Friday February 24, 2023
Scripture Reading
Luke 4:1-14
Jesus, full of the Holy Spirit, left the Jordan and was led by the Spirit into the wilderness, where for forty days he was tempted by the devil. He ate nothing during those days, and at the end of them he was hungry.
The devil said to him, “If you are the Son of God, tell this stone to become bread.”
Jesus answered, “It is written: ‘Man shall not live on bread alone.’”
The devil led him up to a high place and showed him in an instant all the kingdoms of the world. And he said to him, “I will give you all their authority and splendor; it has been given to me, and I can give it to anyone I want to. If you worship me, it will all be yours.”
Jesus answered, “It is written: ‘Worship the Lord your God and serve him only.’”
The devil led him to Jerusalem and had him stand on the highest point of the temple. “If you are the Son of God,” he said, “throw yourself down from here. For it is written:
“‘He will command his angels concerning you
to guard you carefully;
they will lift you up in their hands,
so that you will not strike your foot against a stone.’”
Jesus answered, “It is said: ‘Do not put the Lord your God to the test.’”

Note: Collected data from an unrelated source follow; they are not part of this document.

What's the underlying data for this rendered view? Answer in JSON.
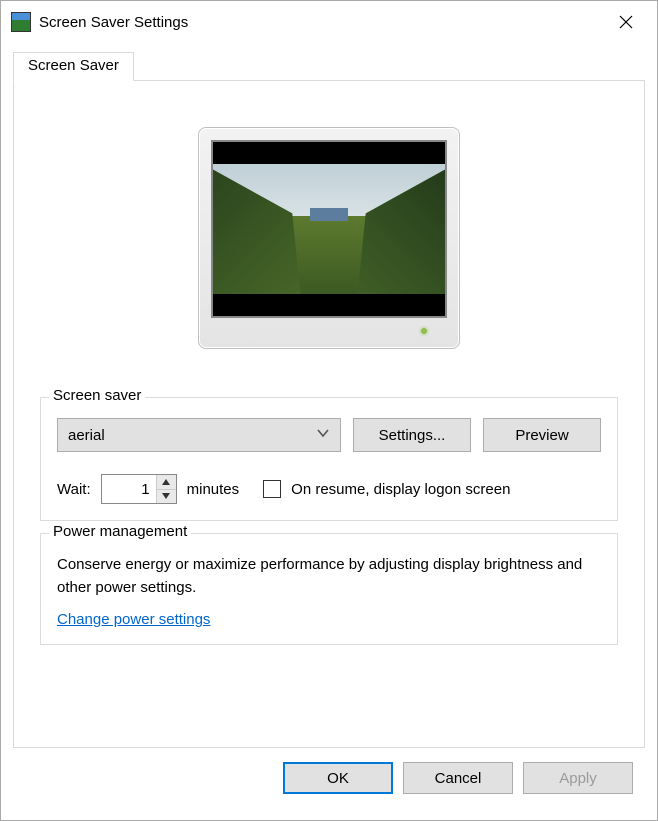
{
  "window": {
    "title": "Screen Saver Settings"
  },
  "tab": {
    "label": "Screen Saver"
  },
  "screensaver_group": {
    "legend": "Screen saver",
    "selected": "aerial",
    "settings_button": "Settings...",
    "preview_button": "Preview",
    "wait_label": "Wait:",
    "wait_value": "1",
    "minutes_label": "minutes",
    "resume_checkbox_label": "On resume, display logon screen",
    "resume_checked": false
  },
  "power_group": {
    "legend": "Power management",
    "description": "Conserve energy or maximize performance by adjusting display brightness and other power settings.",
    "link_text": "Change power settings"
  },
  "footer": {
    "ok": "OK",
    "cancel": "Cancel",
    "apply": "Apply"
  }
}
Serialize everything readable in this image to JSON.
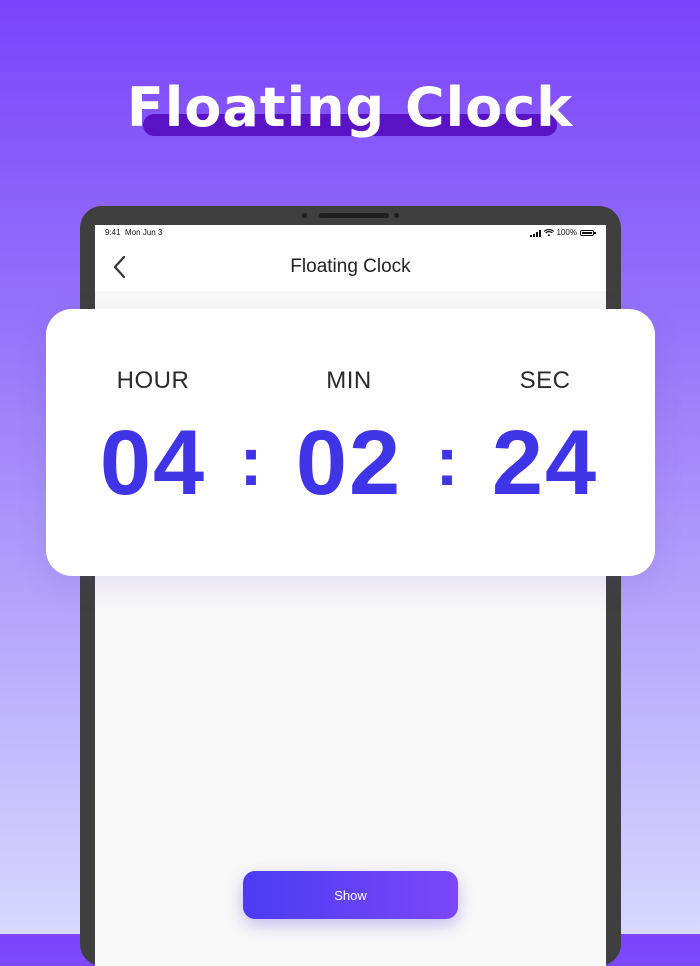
{
  "headline": "Floating Clock",
  "status_bar": {
    "time": "9:41",
    "date": "Mon Jun 3",
    "battery": "100%"
  },
  "nav": {
    "title": "Floating Clock",
    "back_icon": "chevron-left-icon"
  },
  "clock": {
    "hour_label": "HOUR",
    "min_label": "MIN",
    "sec_label": "SEC",
    "hour": "04",
    "min": "02",
    "sec": "24",
    "separator": ":"
  },
  "show_button": "Show",
  "colors": {
    "accent": "#3f34e6",
    "headline_underline": "#5a13c4",
    "button_start": "#4b3cf3",
    "button_end": "#7b47f9"
  }
}
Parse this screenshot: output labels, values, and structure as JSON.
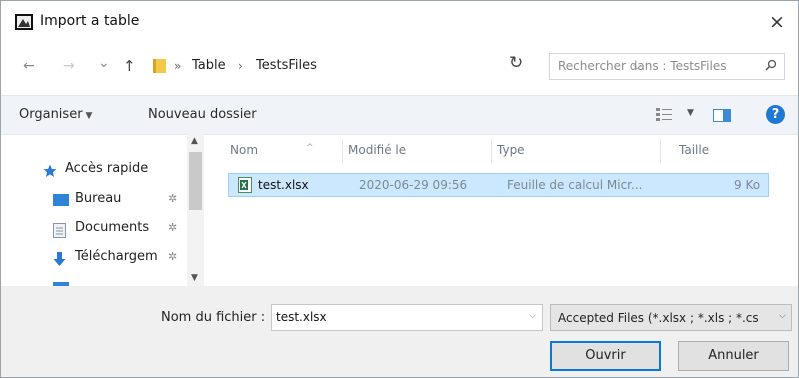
{
  "window": {
    "title": "Import a table",
    "close_label": "×"
  },
  "nav": {
    "back": "←",
    "forward": "→",
    "recent": "⌄",
    "up": "↑"
  },
  "address": {
    "separator": "»",
    "crumbs": [
      "Table",
      "TestsFiles"
    ],
    "crumb_separator": "›"
  },
  "search": {
    "placeholder": "Rechercher dans : TestsFiles",
    "value": ""
  },
  "toolbar": {
    "organize": "Organiser",
    "new_folder": "Nouveau dossier",
    "help": "?"
  },
  "sidebar": {
    "items": [
      {
        "label": "Accès rapide",
        "icon": "star-icon"
      },
      {
        "label": "Bureau",
        "icon": "desktop-icon",
        "pinned": true
      },
      {
        "label": "Documents",
        "icon": "documents-icon",
        "pinned": true
      },
      {
        "label": "Téléchargem",
        "icon": "download-icon",
        "pinned": true
      }
    ]
  },
  "columns": [
    "Nom",
    "Modifié le",
    "Type",
    "Taille"
  ],
  "files": [
    {
      "name": "test.xlsx",
      "modified": "2020-06-29 09:56",
      "type": "Feuille de calcul Micr...",
      "size": "9 Ko",
      "selected": true
    }
  ],
  "footer": {
    "filename_label": "Nom du fichier :",
    "filename_value": "test.xlsx",
    "filter": "Accepted Files (*.xlsx ; *.xls ; *.cs",
    "open": "Ouvrir",
    "cancel": "Annuler"
  },
  "colors": {
    "accent": "#0a78d7",
    "selection": "#cce8ff",
    "selection_border": "#99d1ff",
    "toolbar_bg": "#f0f3f7",
    "footer_bg": "#f0f0f0"
  }
}
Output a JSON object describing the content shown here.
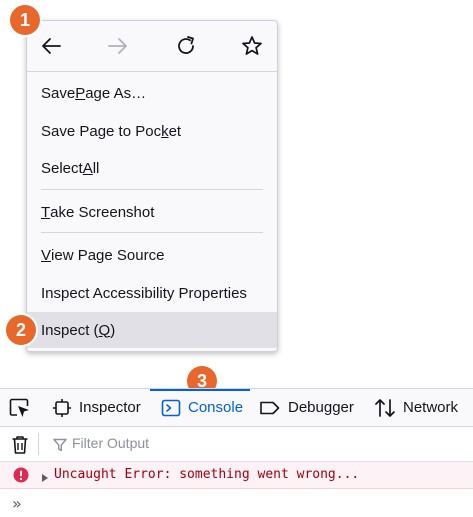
{
  "context_menu": {
    "items": [
      {
        "pre": "Save ",
        "u": "P",
        "post": "age As…"
      },
      {
        "pre": "Save Page to Poc",
        "u": "k",
        "post": "et"
      },
      {
        "pre": "Select ",
        "u": "A",
        "post": "ll"
      },
      {
        "pre": "",
        "u": "T",
        "post": "ake Screenshot"
      },
      {
        "pre": "",
        "u": "V",
        "post": "iew Page Source"
      },
      {
        "pre": "Inspect Accessibility Properties",
        "u": "",
        "post": ""
      },
      {
        "pre": "Inspect (",
        "u": "Q",
        "post": ")"
      }
    ]
  },
  "badges": [
    "1",
    "2",
    "3"
  ],
  "devtools": {
    "tabs": [
      "Inspector",
      "Console",
      "Debugger",
      "Network"
    ],
    "filter_placeholder": "Filter Output",
    "error_message": "Uncaught Error: something went wrong...",
    "prompt_symbol": "»"
  },
  "colors": {
    "badge": "#e8682c",
    "accent": "#0060df",
    "error_text": "#a4000f",
    "error_bg": "#fdf2f5",
    "error_icon": "#e22850"
  }
}
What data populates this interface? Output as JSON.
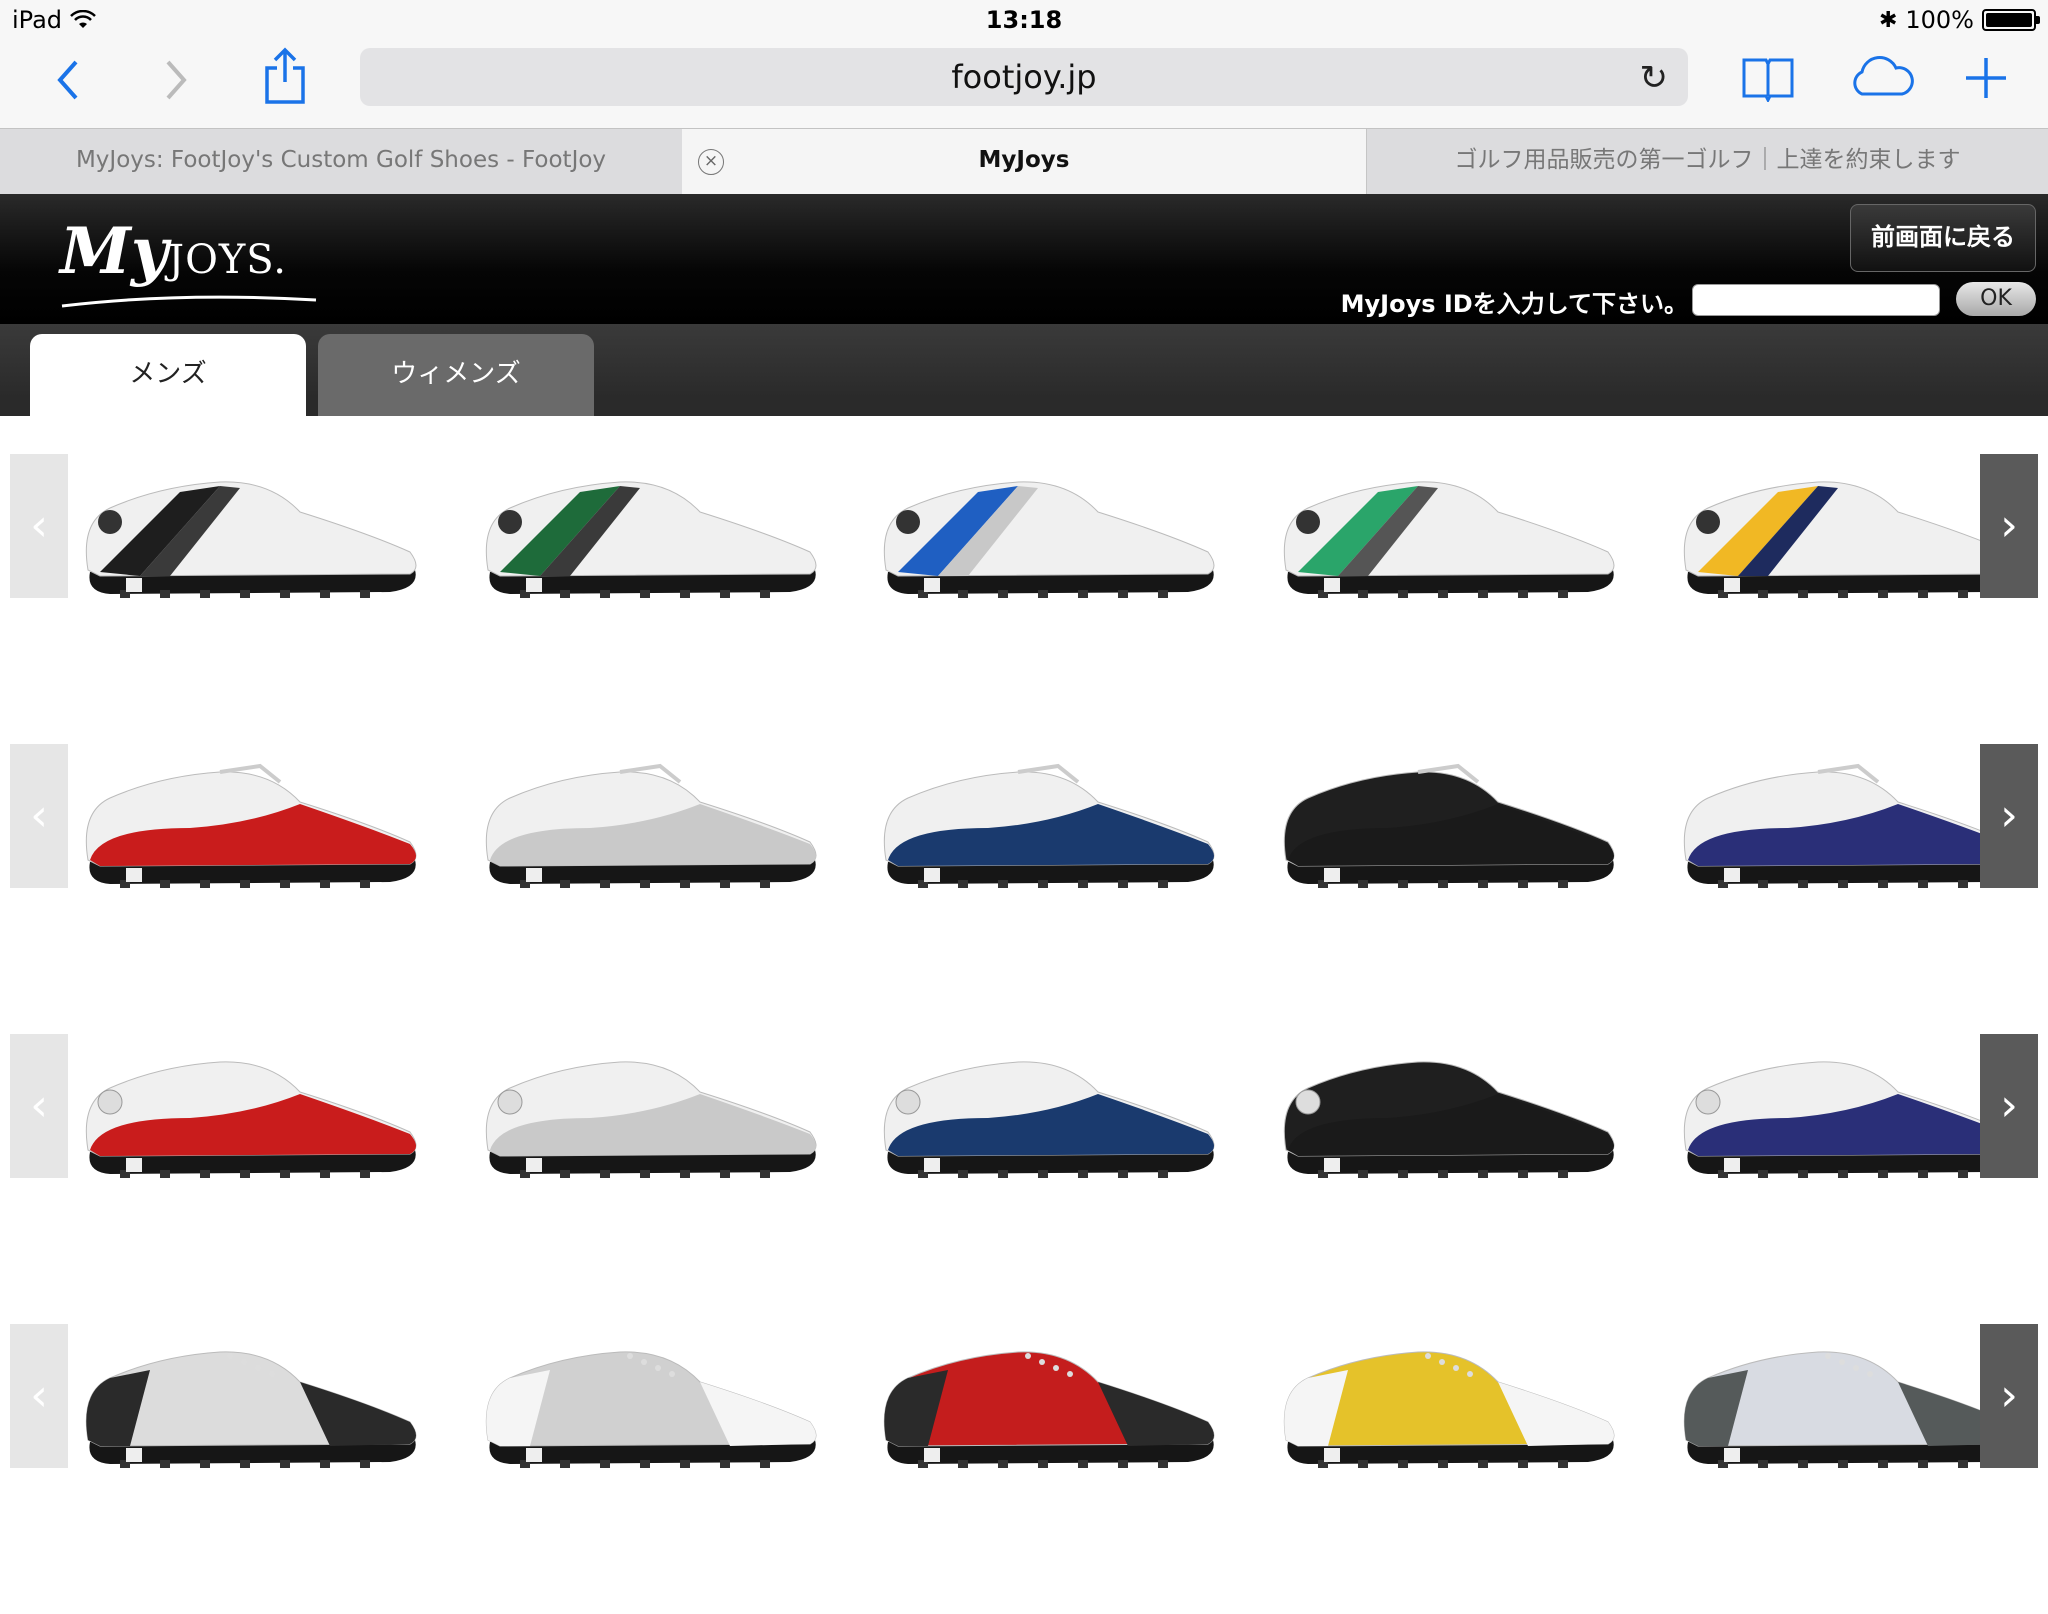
{
  "status": {
    "device": "iPad",
    "time": "13:18",
    "battery": "100%",
    "battery_level": 1.0
  },
  "toolbar": {
    "url": "footjoy.jp"
  },
  "tabs": [
    {
      "label": "MyJoys: FootJoy's Custom Golf Shoes - FootJoy",
      "active": false
    },
    {
      "label": "MyJoys",
      "active": true
    },
    {
      "label": "ゴルフ用品販売の第一ゴルフ｜上達を約束します",
      "active": false
    }
  ],
  "header": {
    "logo_script": "My",
    "logo_caps": "JOYS.",
    "back_label": "前画面に戻る",
    "id_label": "MyJoys IDを入力して下さい。",
    "id_value": "",
    "ok_label": "OK"
  },
  "categories": [
    {
      "label": "メンズ",
      "active": true
    },
    {
      "label": "ウィメンズ",
      "active": false
    }
  ],
  "nav": {
    "prev": "‹",
    "next": "›"
  },
  "colors": {
    "white": "#f2f2f2",
    "black": "#1c1c1c",
    "sole": "#161616"
  },
  "rows": [
    {
      "style": "boa-saddle",
      "shoes": [
        {
          "primary": "#f0f0f0",
          "accent": "#1e1e1e",
          "stripe": "#3a3a3a"
        },
        {
          "primary": "#f0f0f0",
          "accent": "#1e6b3a",
          "stripe": "#3a3a3a"
        },
        {
          "primary": "#f0f0f0",
          "accent": "#1f5fc2",
          "stripe": "#c8c8c8"
        },
        {
          "primary": "#f0f0f0",
          "accent": "#2aa56a",
          "stripe": "#555555"
        },
        {
          "primary": "#f0f0f0",
          "accent": "#f1b824",
          "stripe": "#1e2b5e"
        }
      ]
    },
    {
      "style": "lace",
      "shoes": [
        {
          "primary": "#f0f0f0",
          "accent": "#c91c1c"
        },
        {
          "primary": "#f0f0f0",
          "accent": "#c9c9c9"
        },
        {
          "primary": "#f0f0f0",
          "accent": "#1a3a6e"
        },
        {
          "primary": "#1f1f1f",
          "accent": "#1a1a1a"
        },
        {
          "primary": "#f0f0f0",
          "accent": "#2a2f78"
        }
      ]
    },
    {
      "style": "boa",
      "shoes": [
        {
          "primary": "#f0f0f0",
          "accent": "#c91c1c"
        },
        {
          "primary": "#f0f0f0",
          "accent": "#c9c9c9"
        },
        {
          "primary": "#f0f0f0",
          "accent": "#1a3a6e"
        },
        {
          "primary": "#1f1f1f",
          "accent": "#1a1a1a"
        },
        {
          "primary": "#f0f0f0",
          "accent": "#2a2f78"
        }
      ]
    },
    {
      "style": "saddle",
      "shoes": [
        {
          "primary": "#dcdcdc",
          "accent": "#2a2a2a"
        },
        {
          "primary": "#d0d0d0",
          "accent": "#f5f5f5"
        },
        {
          "primary": "#c41d1d",
          "accent": "#2a2a2a"
        },
        {
          "primary": "#e5c22a",
          "accent": "#f5f5f5"
        },
        {
          "primary": "#d8dbe2",
          "accent": "#555a5a"
        }
      ]
    }
  ]
}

When the devil had finished all this tempting, he left him until an opportune time.
Jesus returned to Galilee in the power of the Spirit, and news about him spread through the whole countryside.
Reflection
The Spirit can lead us into seasons of testing, but always does so for our good.
The wild is a place where Jesus, having lived for thirty years and having been baptized and blessed by his Father, could have lost everything.
Really? Everything? Perhaps that is too strong of a statement? And we’re talking about the Son of God here, right? The more I walk with Jesus, learn about Jesus, and understand what it meant for him to be the Son of God and the Son of Man, the more I believe that if he truly faced every temptation that we do, but was without sin (Heb. 4:15), then, yes, he could have lost everything.
Many people derail their entire lives (though never without the possibility of healing and redemption) in a moment of choice, giving in to a temptation they should have had the sense to avoid. In a moment of choice, they forget their blessing, their name, their calling as a child of God and their reason for living. People even take their lives in those moments of forgetting their name before God.
And this is where our theology of testing itself gets tested. Biblically, it is difficult to deny that God leads us into times of testing. Abraham was tested. Moses was tested. Jesus was tested and tempted. In the New Testament, we see these passages: in all this you greatly rejoice, though now for a little while you may have had to suffer grief in all kinds of trials. These have come so that the proven genuineness of your faith—of greater worth than gold, which perishes even though refined by fire—may result in praise, glory and honor when Jesus Christ is revealed. (1 Peter 1:6–7)
Consider it pure joy, my brothers and sisters, whenever you face trials of many kinds, because you know that the testing of your faith produces perseverance. Let perse- verance finish its work so that you may be mature and complete, not lacking anything. (James 1:2–4)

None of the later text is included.